DBF (Double Binary Factorization)¶
DBF is an extreme compression method that approximates weight matrices using binary factors, achieving approximately 1.5-bit quantization.
Algorithm¶
DBF decomposes each weight matrix \(W\) as:
\[
W \approx A \cdot \text{diag}(d) \cdot B
\]
where:
- \(A \in \{-1, +1\}^{m \times k}\) is a binary matrix
- \(d \in \mathbb{R}^k\) is a scaling vector
- \(B \in \{-1, +1\}^{k \times n}\) is a binary matrix
This factorization drastically reduces the storage requirement since the binary matrices only need 1 bit per element.
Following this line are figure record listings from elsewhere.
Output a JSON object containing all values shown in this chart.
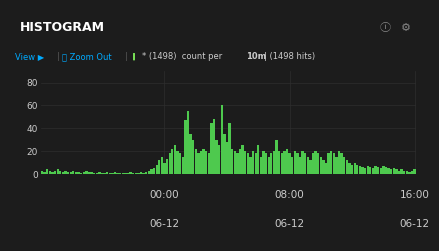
{
  "title": "HISTOGRAM",
  "bg_color": "#1c1c1c",
  "header_color": "#141414",
  "plot_bg_color": "#1c1c1c",
  "bar_color": "#4ec94e",
  "grid_color": "#2e2e2e",
  "text_color": "#cccccc",
  "cyan_color": "#00aaff",
  "yticks": [
    0,
    20,
    40,
    60,
    80
  ],
  "ylim": [
    0,
    90
  ],
  "legend_dot_color": "#77dd55",
  "n_bars": 144,
  "bar_values": [
    3,
    2,
    4,
    3,
    2,
    3,
    4,
    3,
    2,
    3,
    2,
    2,
    3,
    2,
    2,
    1,
    2,
    3,
    2,
    2,
    1,
    1,
    2,
    1,
    1,
    2,
    1,
    1,
    2,
    1,
    1,
    1,
    1,
    1,
    2,
    1,
    1,
    1,
    2,
    1,
    2,
    3,
    4,
    5,
    8,
    12,
    15,
    10,
    13,
    18,
    22,
    25,
    20,
    18,
    15,
    47,
    55,
    35,
    30,
    22,
    18,
    20,
    22,
    20,
    18,
    45,
    48,
    30,
    25,
    60,
    35,
    28,
    45,
    22,
    20,
    18,
    22,
    25,
    20,
    18,
    15,
    20,
    18,
    25,
    15,
    20,
    18,
    15,
    18,
    20,
    30,
    20,
    18,
    20,
    22,
    18,
    15,
    20,
    18,
    15,
    20,
    18,
    15,
    12,
    18,
    20,
    18,
    15,
    12,
    10,
    18,
    20,
    18,
    15,
    20,
    18,
    15,
    12,
    10,
    8,
    10,
    8,
    7,
    6,
    5,
    7,
    6,
    5,
    7,
    6,
    5,
    7,
    6,
    5,
    4,
    5,
    4,
    3,
    4,
    3,
    3,
    2,
    3,
    4
  ],
  "x_tick_pos": [
    47,
    95,
    143
  ],
  "x_tick_labels_top": [
    "00:00",
    "08:00",
    "16:00"
  ],
  "x_tick_labels_bot": [
    "06-12",
    "06-12",
    "06-12"
  ]
}
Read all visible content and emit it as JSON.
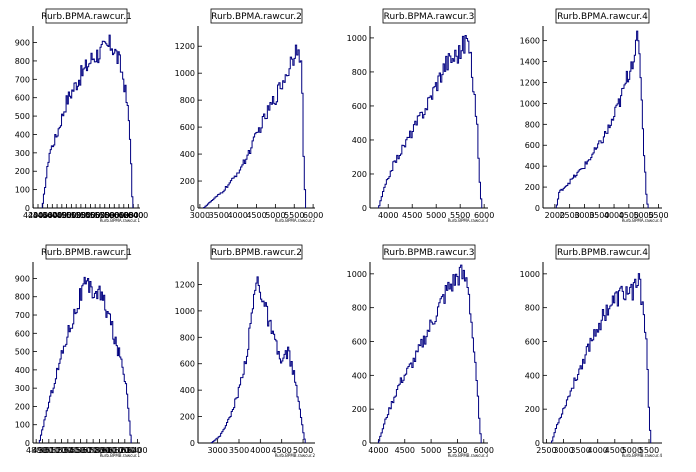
{
  "chart_data": [
    {
      "type": "histogram",
      "title": "Rurb.BPMA.rawcur.1",
      "xlabel": "Rurb.BPMA.rawcur.1",
      "xlim": [
        4195,
        6440
      ],
      "ylim": [
        0,
        990
      ],
      "xticks": [
        4200,
        4300,
        4400,
        4500,
        4600,
        4700,
        4800,
        4900,
        5000,
        5100,
        5200,
        5300,
        5400,
        5500,
        5600,
        5700,
        5800,
        5900,
        6000,
        6100,
        6200,
        6300,
        6400
      ],
      "xtick_labels": [
        "4200",
        "4300",
        "4400",
        "4500",
        "4600",
        "4700",
        "4800",
        "4900",
        "5000",
        "5100",
        "5200",
        "5300",
        "5400",
        "5500",
        "5600",
        "5700",
        "5800",
        "5900",
        "6000",
        "6100",
        "6200",
        "6300",
        "6400"
      ],
      "yticks": [
        0,
        100,
        200,
        300,
        400,
        500,
        600,
        700,
        800,
        900
      ],
      "keypoints": [
        [
          4390,
          0
        ],
        [
          4440,
          100
        ],
        [
          4540,
          300
        ],
        [
          4700,
          400
        ],
        [
          4900,
          580
        ],
        [
          5150,
          700
        ],
        [
          5450,
          820
        ],
        [
          5850,
          890
        ],
        [
          6000,
          800
        ],
        [
          6100,
          700
        ],
        [
          6200,
          500
        ],
        [
          6250,
          300
        ],
        [
          6270,
          100
        ],
        [
          6290,
          0
        ]
      ]
    },
    {
      "type": "histogram",
      "title": "Rurb.BPMA.rawcur.2",
      "xlabel": "Rurb.BPMA.rawcur.2",
      "xlim": [
        2950,
        6050
      ],
      "ylim": [
        0,
        1350
      ],
      "xticks": [
        3000,
        3500,
        4000,
        4500,
        5000,
        5500,
        6000
      ],
      "xtick_labels": [
        "3000",
        "3500",
        "4000",
        "4500",
        "5000",
        "5500",
        "6000"
      ],
      "yticks": [
        0,
        200,
        400,
        600,
        800,
        1000,
        1200
      ],
      "keypoints": [
        [
          3100,
          0
        ],
        [
          3300,
          50
        ],
        [
          3600,
          120
        ],
        [
          3900,
          220
        ],
        [
          4200,
          350
        ],
        [
          4600,
          600
        ],
        [
          5000,
          820
        ],
        [
          5300,
          1000
        ],
        [
          5500,
          1150
        ],
        [
          5620,
          1250
        ],
        [
          5700,
          1000
        ],
        [
          5750,
          400
        ],
        [
          5800,
          0
        ]
      ]
    },
    {
      "type": "histogram",
      "title": "Rurb.BPMA.rawcur.3",
      "xlabel": "Rurb.BPMA.rawcur.3",
      "xlim": [
        3620,
        6080
      ],
      "ylim": [
        0,
        1070
      ],
      "xticks": [
        4000,
        4500,
        5000,
        5500,
        6000
      ],
      "xtick_labels": [
        "4000",
        "4500",
        "5000",
        "5500",
        "6000"
      ],
      "yticks": [
        0,
        200,
        400,
        600,
        800,
        1000
      ],
      "keypoints": [
        [
          3800,
          0
        ],
        [
          3900,
          100
        ],
        [
          4100,
          250
        ],
        [
          4400,
          400
        ],
        [
          4800,
          600
        ],
        [
          5200,
          850
        ],
        [
          5500,
          920
        ],
        [
          5650,
          1000
        ],
        [
          5750,
          800
        ],
        [
          5850,
          500
        ],
        [
          5900,
          200
        ],
        [
          5950,
          0
        ]
      ]
    },
    {
      "type": "histogram",
      "title": "Rurb.BPMA.rawcur.4",
      "xlabel": "Rurb.BPMA.rawcur.4",
      "xlim": [
        1600,
        5620
      ],
      "ylim": [
        0,
        1740
      ],
      "xticks": [
        2000,
        2500,
        3000,
        3500,
        4000,
        4500,
        5000,
        5500
      ],
      "xtick_labels": [
        "2000",
        "2500",
        "3000",
        "3500",
        "4000",
        "4500",
        "5000",
        "5500"
      ],
      "yticks": [
        0,
        200,
        400,
        600,
        800,
        1000,
        1200,
        1400,
        1600
      ],
      "keypoints": [
        [
          2050,
          0
        ],
        [
          2150,
          150
        ],
        [
          2500,
          250
        ],
        [
          3000,
          400
        ],
        [
          3500,
          600
        ],
        [
          3900,
          800
        ],
        [
          4300,
          1100
        ],
        [
          4600,
          1400
        ],
        [
          4800,
          1600
        ],
        [
          4900,
          1300
        ],
        [
          5000,
          600
        ],
        [
          5100,
          100
        ],
        [
          5150,
          0
        ]
      ]
    },
    {
      "type": "histogram",
      "title": "Rurb.BPMB.rawcur.1",
      "xlabel": "Rurb.BPMB.rawcur.1",
      "xlim": [
        4750,
        6440
      ],
      "ylim": [
        0,
        990
      ],
      "xticks": [
        4800,
        4900,
        5000,
        5100,
        5200,
        5300,
        5400,
        5500,
        5600,
        5700,
        5800,
        5900,
        6000,
        6100,
        6200,
        6300,
        6400
      ],
      "xtick_labels": [
        "4800",
        "4900",
        "5000",
        "5100",
        "5200",
        "5300",
        "5400",
        "5500",
        "5600",
        "5700",
        "5800",
        "5900",
        "6000",
        "6100",
        "6200",
        "6300",
        "6400"
      ],
      "yticks": [
        0,
        100,
        200,
        300,
        400,
        500,
        600,
        700,
        800,
        900
      ],
      "keypoints": [
        [
          4850,
          0
        ],
        [
          4950,
          150
        ],
        [
          5100,
          350
        ],
        [
          5300,
          600
        ],
        [
          5550,
          850
        ],
        [
          5800,
          820
        ],
        [
          5950,
          700
        ],
        [
          6050,
          550
        ],
        [
          6150,
          450
        ],
        [
          6230,
          300
        ],
        [
          6280,
          100
        ],
        [
          6300,
          0
        ]
      ]
    },
    {
      "type": "histogram",
      "title": "Rurb.BPMB.rawcur.2",
      "xlabel": "Rurb.BPMB.rawcur.2",
      "xlim": [
        2540,
        5280
      ],
      "ylim": [
        0,
        1370
      ],
      "xticks": [
        3000,
        3500,
        4000,
        4500,
        5000
      ],
      "xtick_labels": [
        "3000",
        "3500",
        "4000",
        "4500",
        "5000"
      ],
      "yticks": [
        0,
        200,
        400,
        600,
        800,
        1000,
        1200
      ],
      "keypoints": [
        [
          2850,
          0
        ],
        [
          3050,
          50
        ],
        [
          3300,
          200
        ],
        [
          3500,
          400
        ],
        [
          3700,
          700
        ],
        [
          3850,
          1100
        ],
        [
          3950,
          1250
        ],
        [
          4050,
          1100
        ],
        [
          4300,
          800
        ],
        [
          4500,
          600
        ],
        [
          4650,
          700
        ],
        [
          4800,
          500
        ],
        [
          4950,
          200
        ],
        [
          5050,
          0
        ]
      ]
    },
    {
      "type": "histogram",
      "title": "Rurb.BPMB.rawcur.3",
      "xlabel": "Rurb.BPMB.rawcur.3",
      "xlim": [
        3840,
        6080
      ],
      "ylim": [
        0,
        1070
      ],
      "xticks": [
        4000,
        4500,
        5000,
        5500,
        6000
      ],
      "xtick_labels": [
        "4000",
        "4500",
        "5000",
        "5500",
        "6000"
      ],
      "yticks": [
        0,
        200,
        400,
        600,
        800,
        1000
      ],
      "keypoints": [
        [
          4000,
          0
        ],
        [
          4150,
          150
        ],
        [
          4400,
          350
        ],
        [
          4700,
          500
        ],
        [
          5000,
          700
        ],
        [
          5300,
          900
        ],
        [
          5550,
          1000
        ],
        [
          5700,
          950
        ],
        [
          5800,
          600
        ],
        [
          5880,
          300
        ],
        [
          5950,
          0
        ]
      ]
    },
    {
      "type": "histogram",
      "title": "Rurb.BPMB.rawcur.4",
      "xlabel": "Rurb.BPMB.rawcur.4",
      "xlim": [
        2400,
        5880
      ],
      "ylim": [
        0,
        1070
      ],
      "xticks": [
        2500,
        3000,
        3500,
        4000,
        4500,
        5000,
        5500
      ],
      "xtick_labels": [
        "2500",
        "3000",
        "3500",
        "4000",
        "4500",
        "5000",
        "5500"
      ],
      "yticks": [
        0,
        200,
        400,
        600,
        800,
        1000
      ],
      "keypoints": [
        [
          2650,
          0
        ],
        [
          2800,
          100
        ],
        [
          3100,
          250
        ],
        [
          3500,
          450
        ],
        [
          3900,
          650
        ],
        [
          4300,
          800
        ],
        [
          4700,
          880
        ],
        [
          5000,
          900
        ],
        [
          5200,
          950
        ],
        [
          5350,
          800
        ],
        [
          5450,
          500
        ],
        [
          5500,
          200
        ],
        [
          5550,
          0
        ]
      ]
    }
  ],
  "colors": {
    "line": "#000080",
    "axis": "#000000",
    "frame": "#000000",
    "background": "#ffffff"
  }
}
The scaling vector \(d\) provides the necessary dynamic range.
The optimization is performed using ADMM (Alternating Direction Method of Multipliers) with optional weight balancing.
Parameters¶
| Parameter | Type | Description | Default |
|---|---|---|---|
target_bits |
float |
Target bit-width (e.g., 1.5) | — |
iters |
int |
Number of ADMM optimization iterations | 100 |
reg |
float |
Regularization coefficient | 1.0 |
use_balancing |
bool |
Apply weight balancing before factorization | True |
balance_iters |
int |
Number of balancing iterations | 20 |
balance_alpha |
float |
Balancing alpha parameter | 0.5 |
Usage¶
from onecomp import ModelConfig, Runner
from onecomp.quantizer.dbf import DBF
model_config = ModelConfig(
model_id="meta-llama/Llama-2-7b-hf",
device="cuda:0",
)
dbf = DBF(target_bits=1.5, iters=100, use_balancing=True)
runner = Runner(model_config=model_config, quantizer=dbf)
runner.run()
Save and Load¶
DBF models can be saved in a format compatible with the OneComp loader:
runner.save_quantized_model("./output/dbf_model")
# Load later
from onecomp import load_quantized_model
model, tokenizer = load_quantized_model("./output/dbf_model")
The DoubleBinaryLinear inference layer implements a 5-stage pipeline:
scaling0 -> binary_B -> scaling2 -> binary_A -> scaling4.